Matosinhos apresentou a sua Estratégia de biodiversidade

Luísa Salgueiro_Foto CM Matosinhos Francisco Teixeira

Em 2030, Matosinhos quer ser um hub de biodiversidade, uma cidade que valoriza o capital natural, reconhecendo o papel vital que este desempenha na saúde e bem-estar humanos, na resiliência climática e no desenvolvimento sustentável.

Para concretizar este objetivo, a Câmara Municipal de Matosinhos desenvolveu a sua Estratégia de Biodiversidade, Ecossistemas & Capital Natural, que foi apresentada ontem, e que assenta em três eixos estratégicos: Salvaguarda da biodiversidade e habitats nativos; Restauro Ecológico; e Infraestruturas verdes e azuis.

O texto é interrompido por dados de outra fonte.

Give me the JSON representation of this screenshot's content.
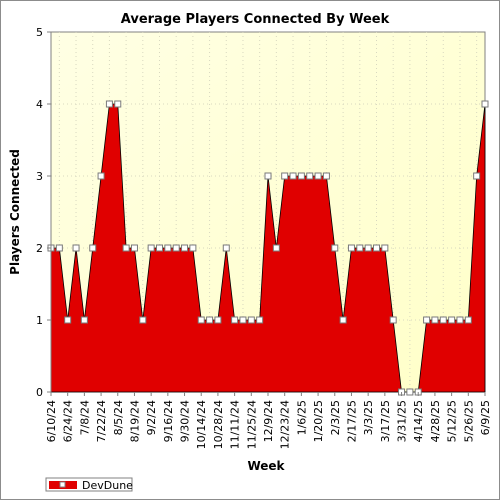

Inspirada nos Objetivos de Desenvolvimento Sustentável da Agenda 2030 – “Proteger a Vida Terrestre” e “Proteger a Vida Marinha” – a Estratégia de Biodiversidade, Ecossistemas & Capital Natural integra a Estratégia de biodiversidade da União Europeia para 2030 e o movimento Green City Accord, cuja adesão Matosinhos assinou há dois anos.

O objetivo é proteger a natureza e reverter o processo de degradação dos ecossistemas, colocando a biodiversidade da Europa numa trajetória de recuperação até 2030.

Matosinhos é um território maioritariamente urbano, com atividade agrícola nalgumas partes do concelho, sendo que as manchas florestais são essencialmente constituídas por eucaliptos em pinhais e matas. Orla costeira, rio Onda e Corredor Verde do Leça são outras áreas verdes do concelho. Apenas 11,6% do território é arborizado. O documento aposta para uma tendência de perda de capital natural que a autarquia quer inverter.

Para o efeito, foram definidos 10 objetivos e metas: Restaurar o curso natural dos rios; aumentar a área florestal; trazer a natureza de volta à cidade; promover práticas agrícolas sustentáveis; recuperar solos contaminados e reduzir a impermeabilização; travar a degradação do estado de conservação de espécies e habitats; reduzir a utilização de pesticidas químicos e de fertilizantes; reverter o declínio dos polinizadores; restaurar áreas significativas de ecossistemas degradados e ricos em carbono; e reduzir o número de espécies críticas ameaçadas por espécies exóticas invasoras.

A autarquia informa ainda que, pelo menos, 32 programas estão já em desenvolvimento para cumprir os objetivos definidos.